Nun lasen wir am Supermarkt um die Ecke, dass er von Freitag bis Sonntag schließen würde. Außerdem munkelt man – man munkelt wirklich viel in diesen Tagen – dass es vielleicht sogar zu einer kompletten Ausgangssperre kommen könnte. In diesem Fall hätte unser Vorratsschrank außer Katzenfutter gestern nicht viel herzugeben gehabt.

Also war Luigi damit beauftragt, im Haus herumzuschleichen, um eine Einkaufsliste zu schreiben, während ich meinen Nachmittagsunterricht per Computer abhielt.

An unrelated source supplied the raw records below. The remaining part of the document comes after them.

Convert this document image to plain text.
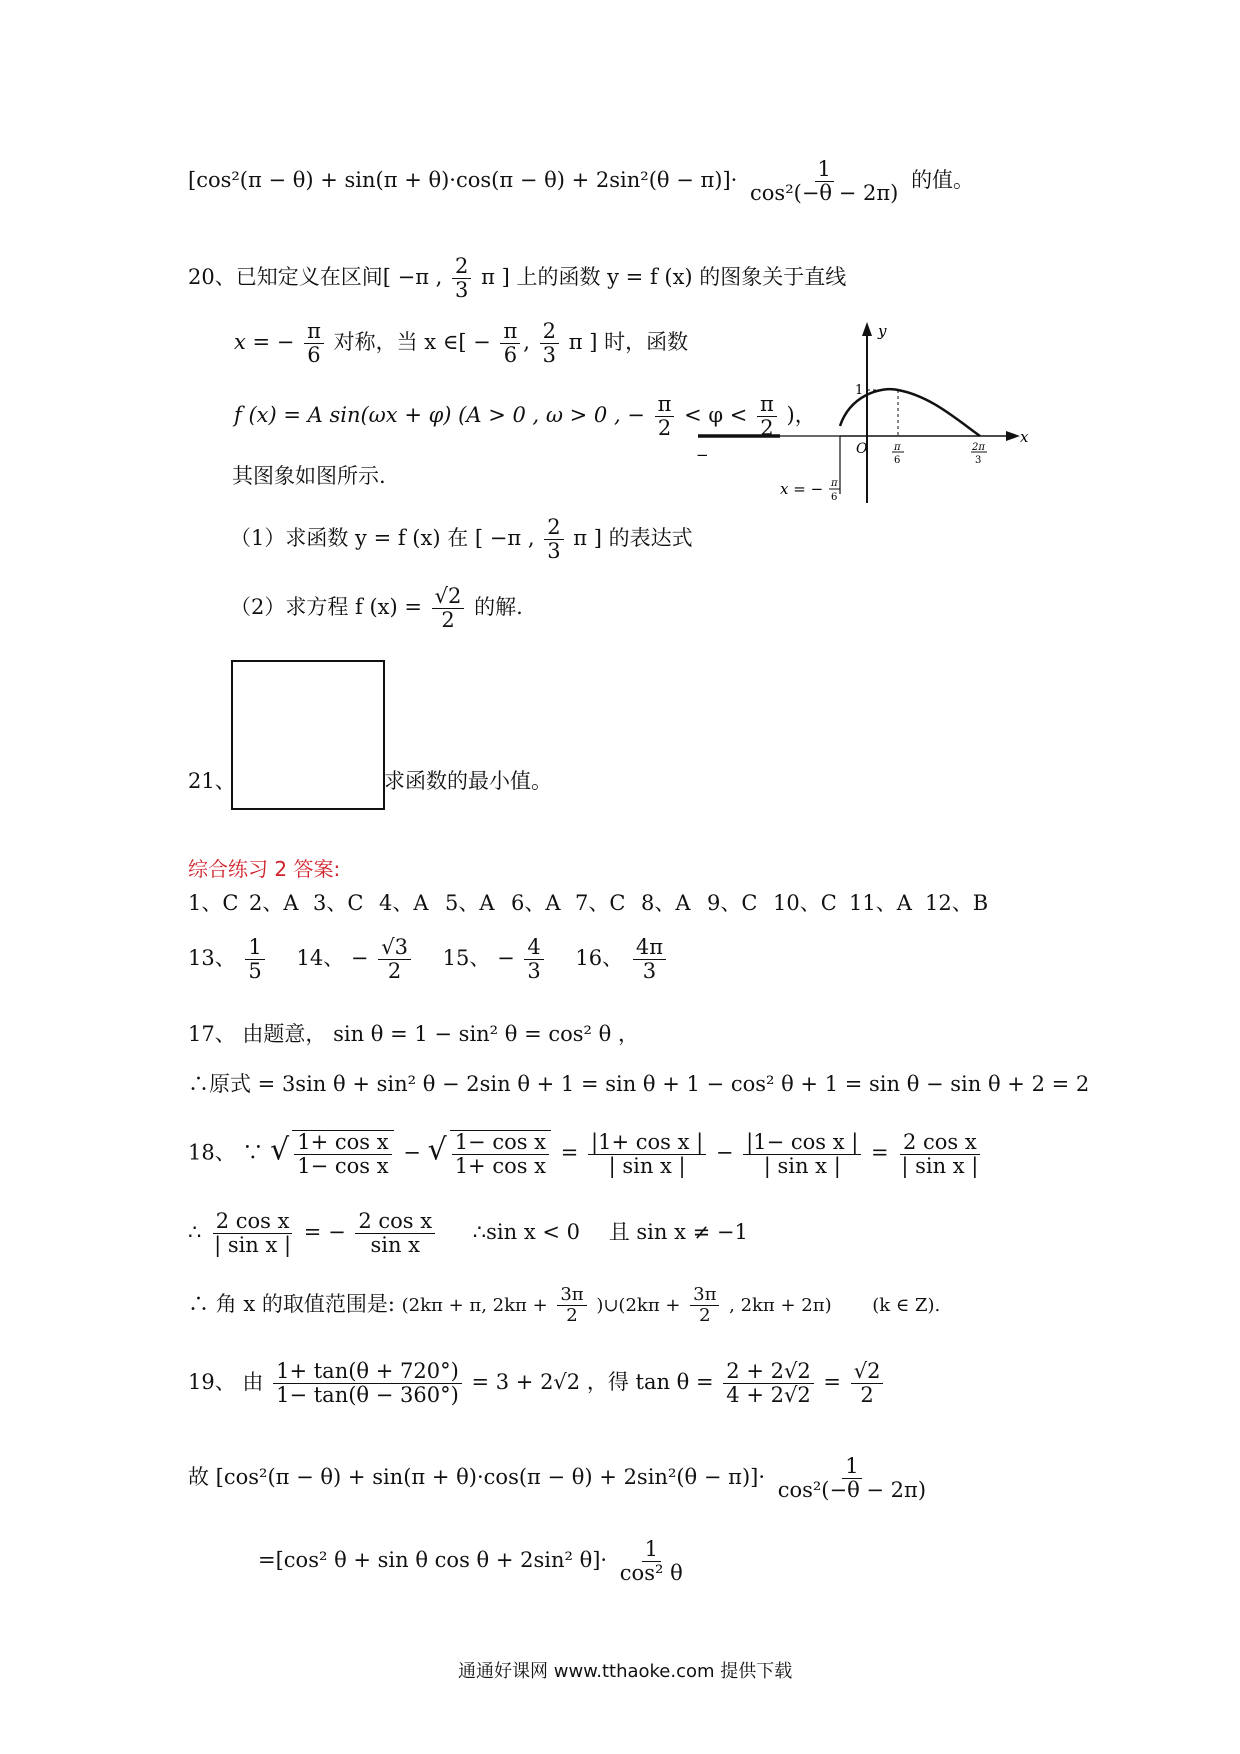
$[\cos^2(\pi - \theta) + \sin(\pi + \theta)\cdot\cos(\pi - \theta) + 2\sin^2(\theta - \pi)]\cdot \frac{1}{\text{cos²(−θ − 2π)}}$ 的值。
20、已知定义在区间[ −π , $\frac{2}{3}$ π ] 上的函数 y = f (x) 的图象关于直线
x = − $\frac{\pi}{6}$ 对称，当 x ∈[ − $\frac{\pi}{6}$ , $\frac{2}{3}$ π ] 时，函数
f (x) = A sin(ωx + φ) (A > 0 , ω > 0 , − $\frac{\pi}{2} < \varphi < \frac{\pi}{2}$ )，
其图象如图所示.
（1）求函数 y = f (x) 在 [ −π , $\frac{2}{3}$ π ] 的表达式
（2）求方程 f $(x) = \frac{√2}{2}$ 的解.
y
x
−
x = − π
6
1
O	π
6
2π
3
21、	求函数的最小值。
综合练习 2 答案:
1、C 2、A 3、C 4、A 5、A 6、A 7、C 8、A 9、C 10、C 11、A 12、B
13、 $\frac{1}{5} 14$、 − $\frac{√3}{2} 15$、 − $\frac{4}{3} 16$、 $\frac{4\pi}{3}$
17、 由题意， sin θ = 1 − sin² θ = cos² θ ，
∴原式 = 3sin θ + sin² θ − 2sin θ + 1 = sin θ + 1 − cos² θ + 1 = sin θ − sin θ + 2 = 2
18、 ∵ √ $\frac{\text{1+ cos x}}{\text{1− cos x}}$ − √ $\frac{\text{1− cos x}}{\text{1+ cos x}} = \frac{\text{|1+ cos x |}}{\text{| sin x |}} - \frac{\text{|1− cos x |}}{\text{| sin x |}} = \frac{\text{2 cos x}}{\text{| sin x |}}$
∴ $\frac{\text{2 cos x}}{\text{| sin x |}}$ = − $\frac{\text{2 cos x}}{\text{sin x}}$ ∴sin x < 0 且 sin x ≠ −1
∴ 角 x 的取值范围是: (2kπ + π, $2k\pi + \frac{3\pi}{2}$ )∪(2kπ + $\frac{3\pi}{2}$ , 2kπ + 2π) (k ∈ Z).
19、 由 $\frac{1+ \tan(\theta + 720^\circ)}{1- \tan(\theta - 360^\circ)} = 3 + 2√2$ ，得 $\tan \theta = \frac{2 + 2√2}{4 + 2√2} = \frac{√2}{2}$
故 $[\cos^2(\pi - \theta) + \sin(\pi + \theta)\cdot\cos(\pi - \theta) + 2\sin^2(\theta - \pi)]\cdot \frac{1}{\text{cos²(−θ − 2π)}}$
=[cos² θ + sin θ cos θ + 2sin² $\theta]\cdot \frac{1}{\text{cos² θ}}$
通通好课网 www.tthaoke.com 提供下载
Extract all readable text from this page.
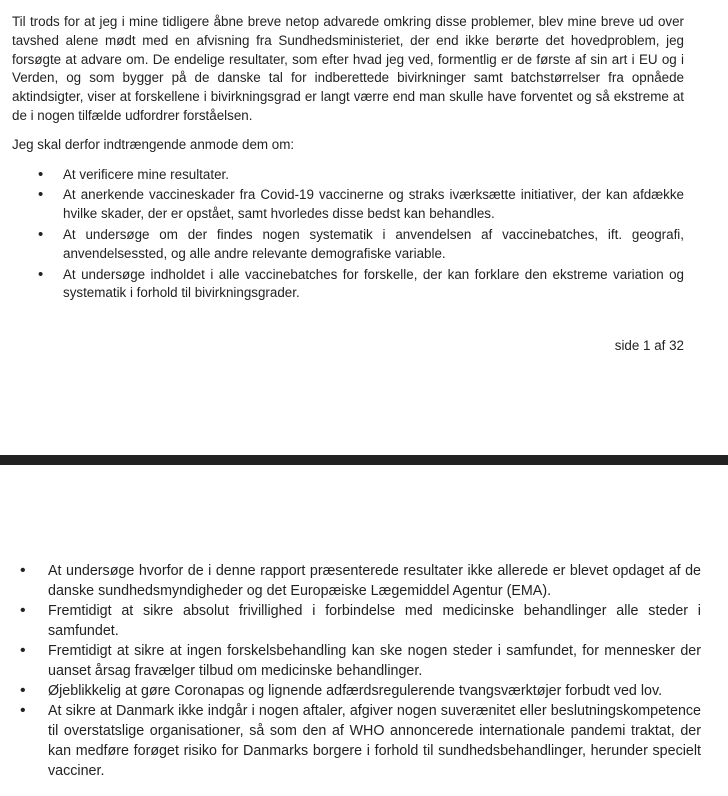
Til trods for at jeg i mine tidligere åbne breve netop advarede omkring disse problemer, blev mine breve ud over tavshed alene mødt med en afvisning fra Sundhedsministeriet, der end ikke berørte det hovedproblem, jeg forsøgte at advare om. De endelige resultater, som efter hvad jeg ved, formentlig er de første af sin art i EU og i Verden, og som bygger på de danske tal for indberettede bivirkninger samt batchstørrelser fra opnåede aktindsigter, viser at forskellene i bivirkningsgrad er langt værre end man skulle have forventet og så ekstreme at de i nogen tilfælde udfordrer forståelsen.

Jeg skal derfor indtrængende anmode dem om:

• At verificere mine resultater.
• At anerkende vaccineskader fra Covid-19 vaccinerne og straks iværksætte initiativer, der kan afdække hvilke skader, der er opstået, samt hvorledes disse bedst kan behandles.
• At undersøge om der findes nogen systematik i anvendelsen af vaccinebatches, ift. geografi, anvendelsessted, og alle andre relevante demografiske variable.
• At undersøge indholdet i alle vaccinebatches for forskelle, der kan forklare den ekstreme variation og systematik i forhold til bivirkningsgrader.
side 1 af 32
• At undersøge hvorfor de i denne rapport præsenterede resultater ikke allerede er blevet opdaget af de danske sundhedsmyndigheder og det Europæiske Lægemiddel Agentur (EMA).
• Fremtidigt at sikre absolut frivillighed i forbindelse med medicinske behandlinger alle steder i samfundet.
• Fremtidigt at sikre at ingen forskelsbehandling kan ske nogen steder i samfundet, for mennesker der uanset årsag fravælger tilbud om medicinske behandlinger.
• Øjeblikkelig at gøre Coronapas og lignende adfærdsregulerende tvangsværktøjer forbudt ved lov.
• At sikre at Danmark ikke indgår i nogen aftaler, afgiver nogen suverænitet eller beslutningskompetence til overstatslige organisationer, så som den af WHO annoncerede internationale pandemi traktat, der kan medføre forøget risiko for Danmarks borgere i forhold til sundhedsbehandlinger, herunder specielt vacciner.
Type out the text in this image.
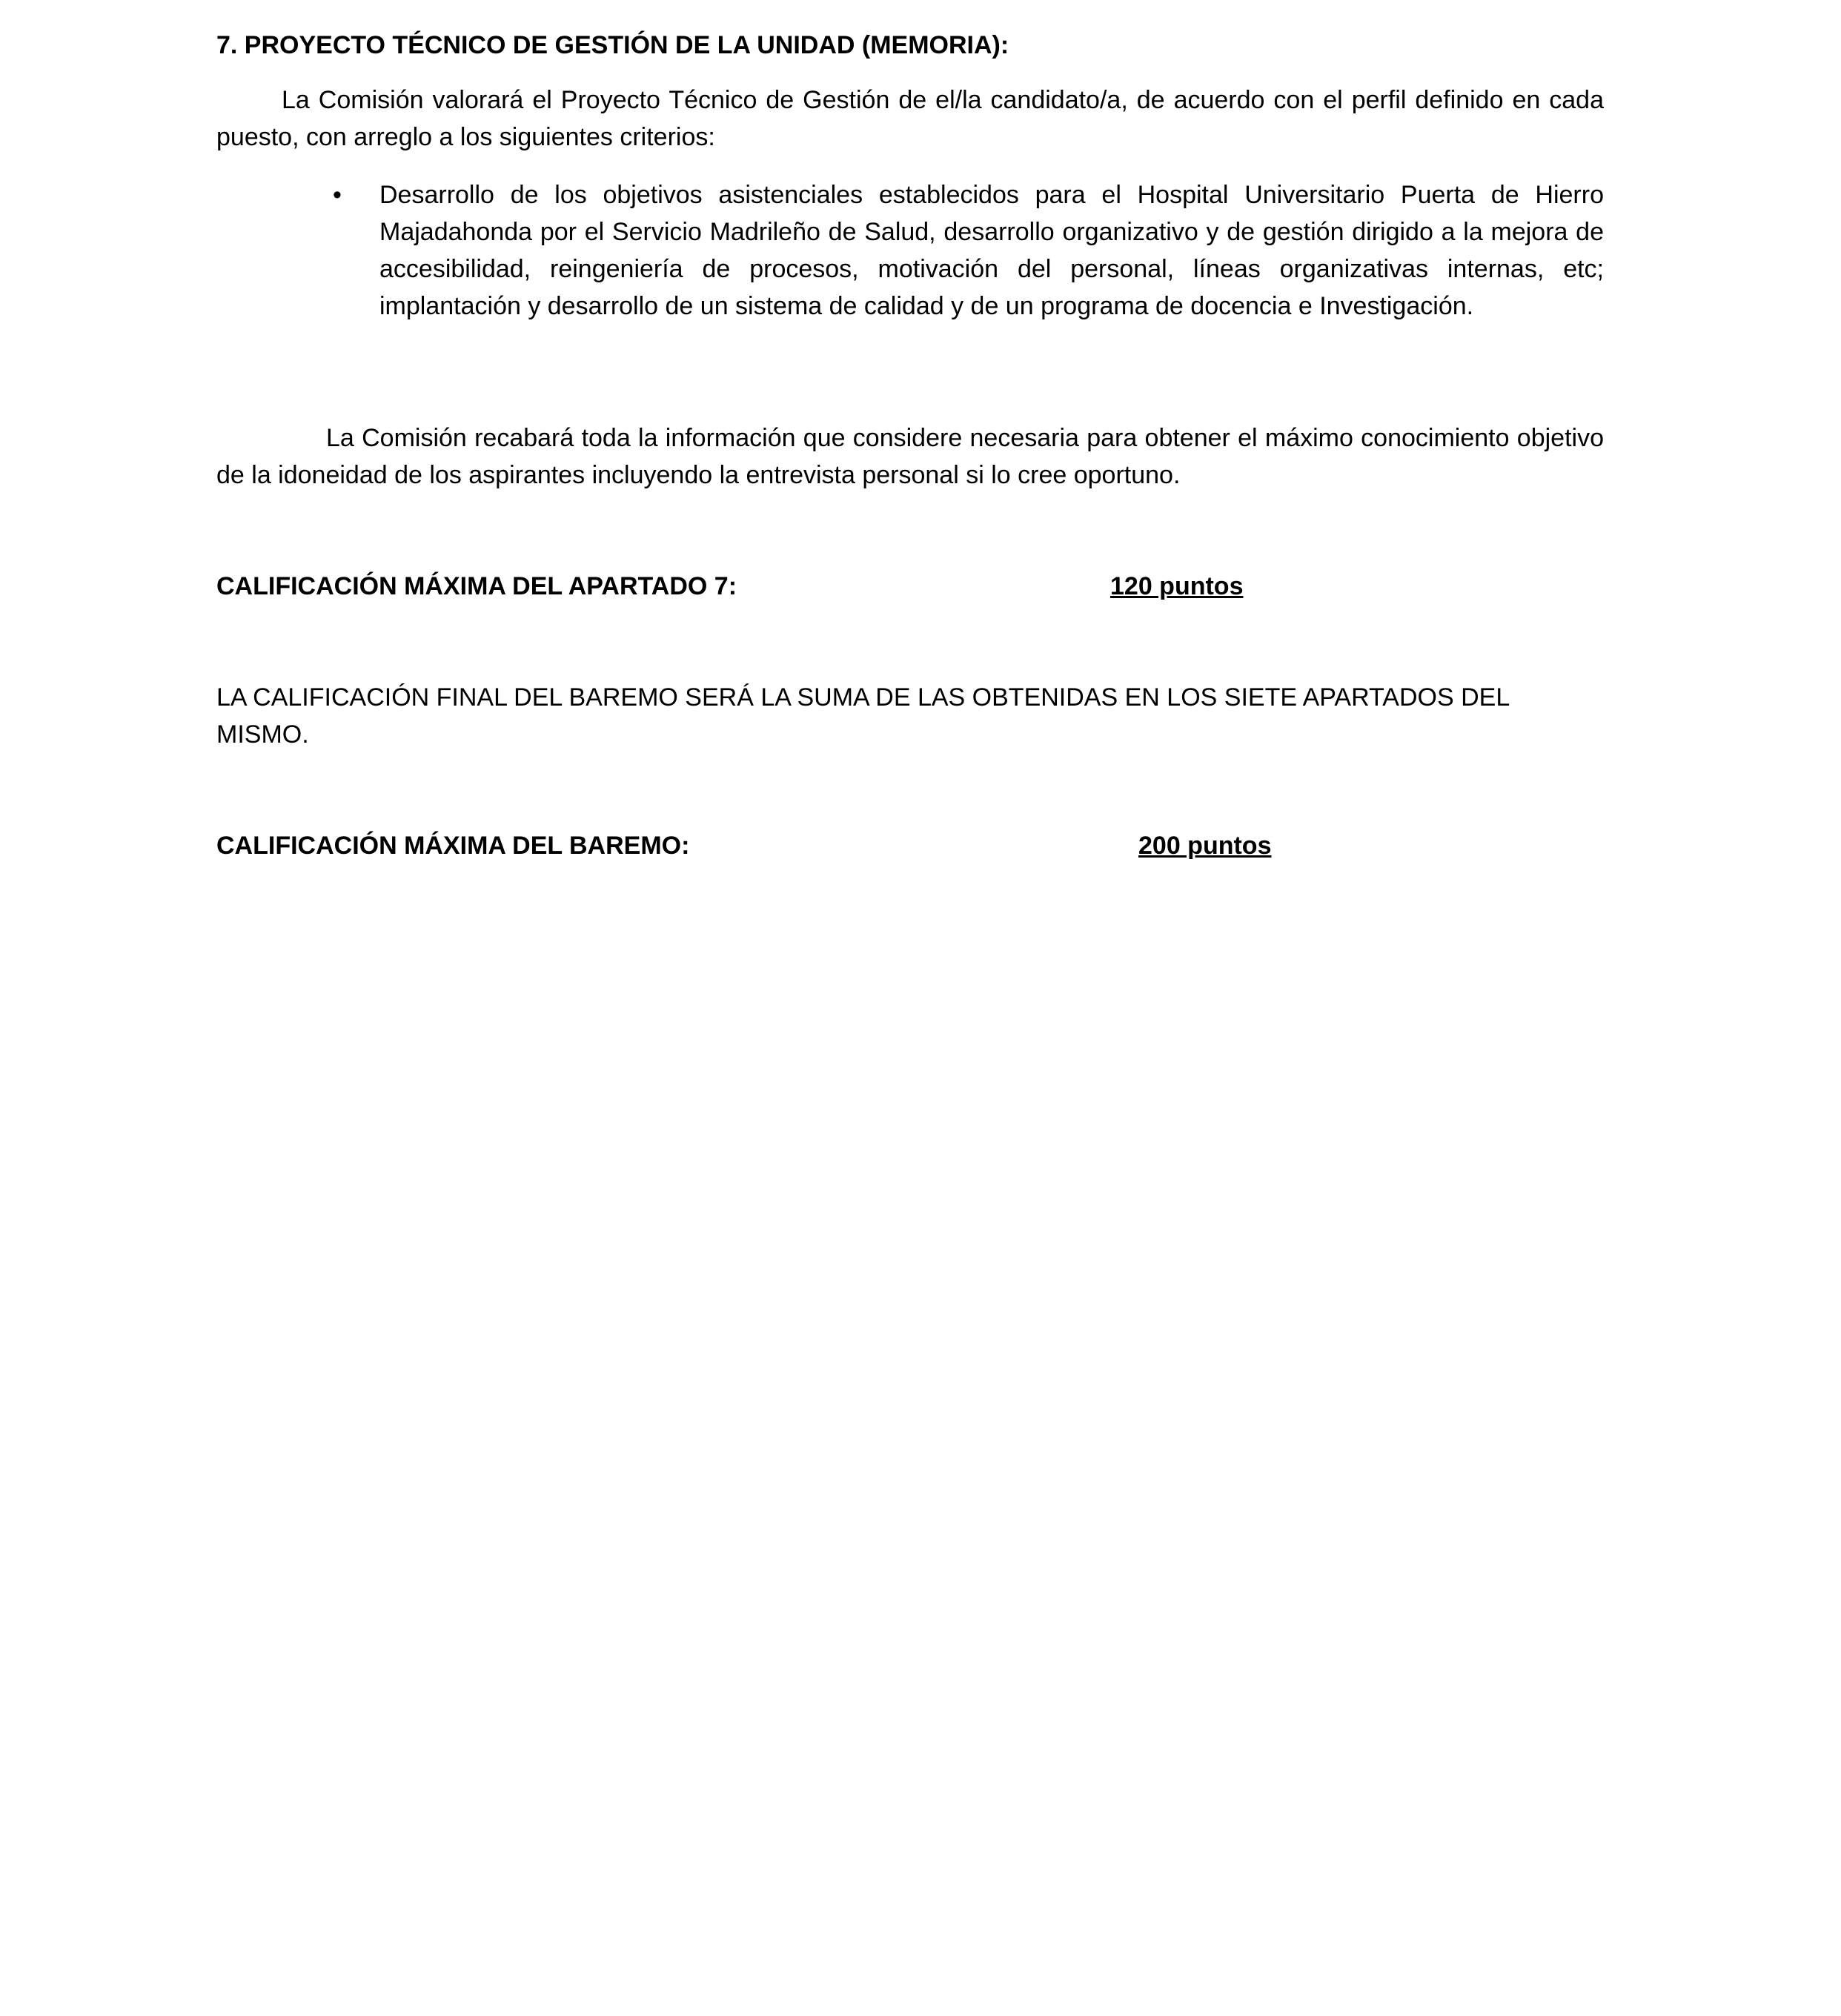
7. PROYECTO TÉCNICO DE GESTIÓN DE LA UNIDAD (MEMORIA):
La Comisión valorará el Proyecto Técnico de Gestión de el/la candidato/a, de acuerdo con el perfil definido en cada puesto, con arreglo a los siguientes criterios:
• Desarrollo de los objetivos asistenciales establecidos para el Hospital Universitario Puerta de Hierro Majadahonda por el Servicio Madrileño de Salud, desarrollo organizativo y de gestión dirigido a la mejora de accesibilidad, reingeniería de procesos, motivación del personal, líneas organizativas internas, etc; implantación y desarrollo de un sistema de calidad y de un programa de docencia e Investigación.
La Comisión recabará toda la información que considere necesaria para obtener el máximo conocimiento objetivo de la idoneidad de los aspirantes incluyendo la entrevista personal si lo cree oportuno.
CALIFICACIÓN MÁXIMA DEL APARTADO 7:	120 puntos
LA CALIFICACIÓN FINAL DEL BAREMO SERÁ LA SUMA DE LAS OBTENIDAS EN LOS SIETE APARTADOS DEL MISMO.
CALIFICACIÓN MÁXIMA DEL BAREMO:	200 puntos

Davide wollten wir nicht unter fremde Leute mitnehmen. Daher erfragten wir Asyl bei der Mutter von Davides Kindergartenfreundin Laura, welche bei uns im Haus wohnt. Im Gegenzug versprachen wir, den Einkauf für Lauras Familie mitzuerledigen.

Das war dann auch gut so. Wir standen über eine halbe Stunde bei ungemütlichen Temperaturen in einer Schlange vor dem Discounter, weil immer nur 5 oder 6 Personen eingelassen wurden. Manche von ihnen trugen Masken und einige auch Handschuhe. Dafür war es drinnen natürlich leer und ging an der Kasse recht flott. Aber mit unseren 2 vollgepackten Einkaufswagen kamen wir uns doch schon sehr hamsterkaufig vor, obwohl einer davon gar nicht unserer war. Luigi erinnerte die Situation übrigens an die Zeit der Nuklearkatastrophe in Tschernobyl. Da gab es offenbar eine ähnliche Panik mit Hamsterbevorratung in Italien.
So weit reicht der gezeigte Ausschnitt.